SSH is the primary remote access method for Linux servers. Attackers constantly scan for SSH servers and attempt brute-force logins. Proper hardening dramatically reduces your attack surface.

Use Key-Based Authentication

# Generate an Ed25519 key (on your local machine)
ssh-keygen -t ed25519 -C "your@email.com"

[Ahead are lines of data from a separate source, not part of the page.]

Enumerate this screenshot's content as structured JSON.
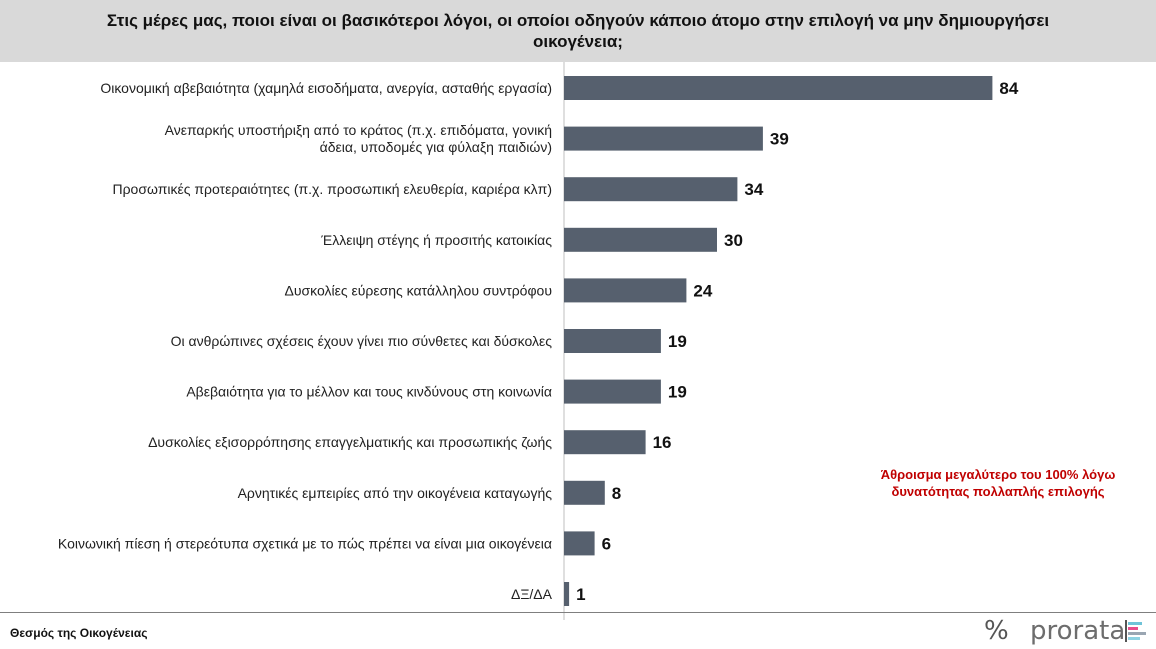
{
  "header": {
    "title_line1": "Στις μέρες μας, ποιοι είναι οι βασικότεροι λόγοι, οι οποίοι οδηγούν κάποιο άτομο στην επιλογή να μην δημιουργήσει",
    "title_line2": "οικογένεια;"
  },
  "note": {
    "line1": "Άθροισμα μεγαλύτερο του 100% λόγω",
    "line2": "δυνατότητας πολλαπλής επιλογής"
  },
  "footer": {
    "source": "Θεσμός της Οικογένειας",
    "logo_symbol": "%",
    "logo_word": "prorata"
  },
  "colors": {
    "bar": "#56606e",
    "title_bg": "#d9d9d9",
    "note": "#c00000",
    "logo_marks": [
      "#6fc3d8",
      "#e84c8b",
      "#9aa6b2",
      "#8fd3e3"
    ]
  },
  "chart_data": {
    "type": "bar",
    "orientation": "horizontal",
    "title": "Στις μέρες μας, ποιοι είναι οι βασικότεροι λόγοι, οι οποίοι οδηγούν κάποιο άτομο στην επιλογή να μην δημιουργήσει οικογένεια;",
    "categories": [
      [
        "Οικονομική αβεβαιότητα (χαμηλά εισοδήματα, ανεργία, ασταθής εργασία)"
      ],
      [
        "Ανεπαρκής υποστήριξη από το κράτος (π.χ. επιδόματα, γονική",
        "άδεια, υποδομές για φύλαξη παιδιών)"
      ],
      [
        "Προσωπικές προτεραιότητες (π.χ. προσωπική ελευθερία, καριέρα κλπ)"
      ],
      [
        "Έλλειψη στέγης ή προσιτής κατοικίας"
      ],
      [
        "Δυσκολίες εύρεσης κατάλληλου συντρόφου"
      ],
      [
        "Οι ανθρώπινες σχέσεις έχουν γίνει πιο σύνθετες και δύσκολες"
      ],
      [
        "Αβεβαιότητα για το μέλλον και τους κινδύνους στη κοινωνία"
      ],
      [
        "Δυσκολίες εξισορρόπησης επαγγελματικής και προσωπικής ζωής"
      ],
      [
        "Αρνητικές εμπειρίες από την οικογένεια καταγωγής"
      ],
      [
        "Κοινωνική πίεση ή στερεότυπα σχετικά με το πώς πρέπει να είναι μια οικογένεια"
      ],
      [
        "ΔΞ/ΔΑ"
      ]
    ],
    "values": [
      84,
      39,
      34,
      30,
      24,
      19,
      19,
      16,
      8,
      6,
      1
    ],
    "xlim": [
      0,
      100
    ],
    "grid": false,
    "data_labels": true
  }
}
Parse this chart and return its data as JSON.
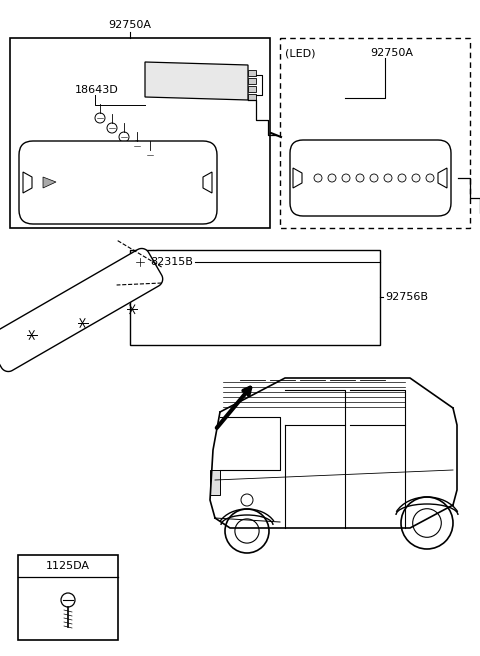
{
  "background_color": "#ffffff",
  "line_color": "#000000",
  "labels": {
    "92750A_top": "92750A",
    "18643D": "18643D",
    "LED": "(LED)",
    "92750A_led": "92750A",
    "82315B": "82315B",
    "92756B": "92756B",
    "1125DA": "1125DA"
  }
}
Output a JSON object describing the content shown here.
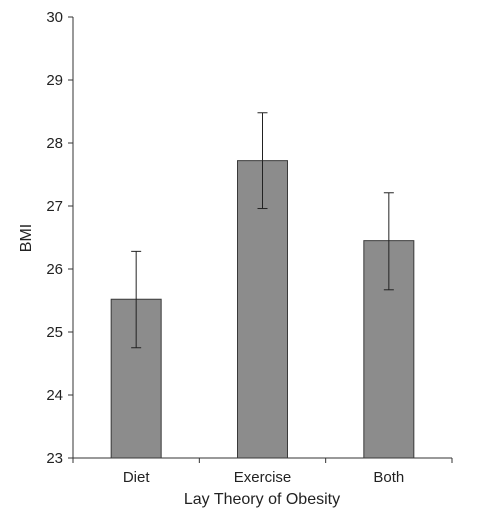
{
  "chart_data": {
    "type": "bar",
    "title": "",
    "xlabel": "Lay Theory of Obesity",
    "ylabel": "BMI",
    "categories": [
      "Diet",
      "Exercise",
      "Both"
    ],
    "values": [
      25.52,
      27.72,
      26.45
    ],
    "error_bars": {
      "upper": [
        26.28,
        28.48,
        27.21
      ],
      "lower": [
        24.75,
        26.96,
        25.67
      ]
    },
    "ylim": [
      23,
      30
    ],
    "yticks": [
      "23",
      "24",
      "25",
      "26",
      "27",
      "28",
      "29",
      "30"
    ],
    "grid": false,
    "legend": "none",
    "colors": {
      "bar_fill": "#8c8c8c",
      "bar_stroke": "#3a3a3a",
      "axis": "#333333",
      "error_bar": "#222222"
    }
  }
}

# Copy public key to server
ssh-copy-id -i ~/.ssh/id_ed25519.pub user@server-ip

Disable Password Authentication

Edit /etc/ssh/sshd_config:

PasswordAuthentication no
PubkeyAuthentication yes
PermitRootLogin prohibit-password
ChallengeResponseAuthentication no

Change Default Port

Port 2222

This reduces automated scanning noise significantly.

Additional Hardening

# Limit login attempts
MaxAuthTries 3

# Disable empty passwords
PermitEmptyPasswords no

# Set idle timeout (5 minutes)
ClientAliveInterval 300
ClientAliveCountMax 0

# Restrict to specific users
AllowUsers deploy admin

# Disable X11 forwarding
X11Forwarding no

# Use strong ciphers only
Ciphers chacha20-poly1305@openssh.com,aes256-gcm@openssh.com
KexAlgorithms curve25519-sha256,curve25519-sha256@libssh.org

Apply Changes

sudo sshd -t  # Test configuration
sudo systemctl restart sshd

Important: Always keep an existing SSH session open while testing new settings. If you lock yourself out, you will need console access to fix it.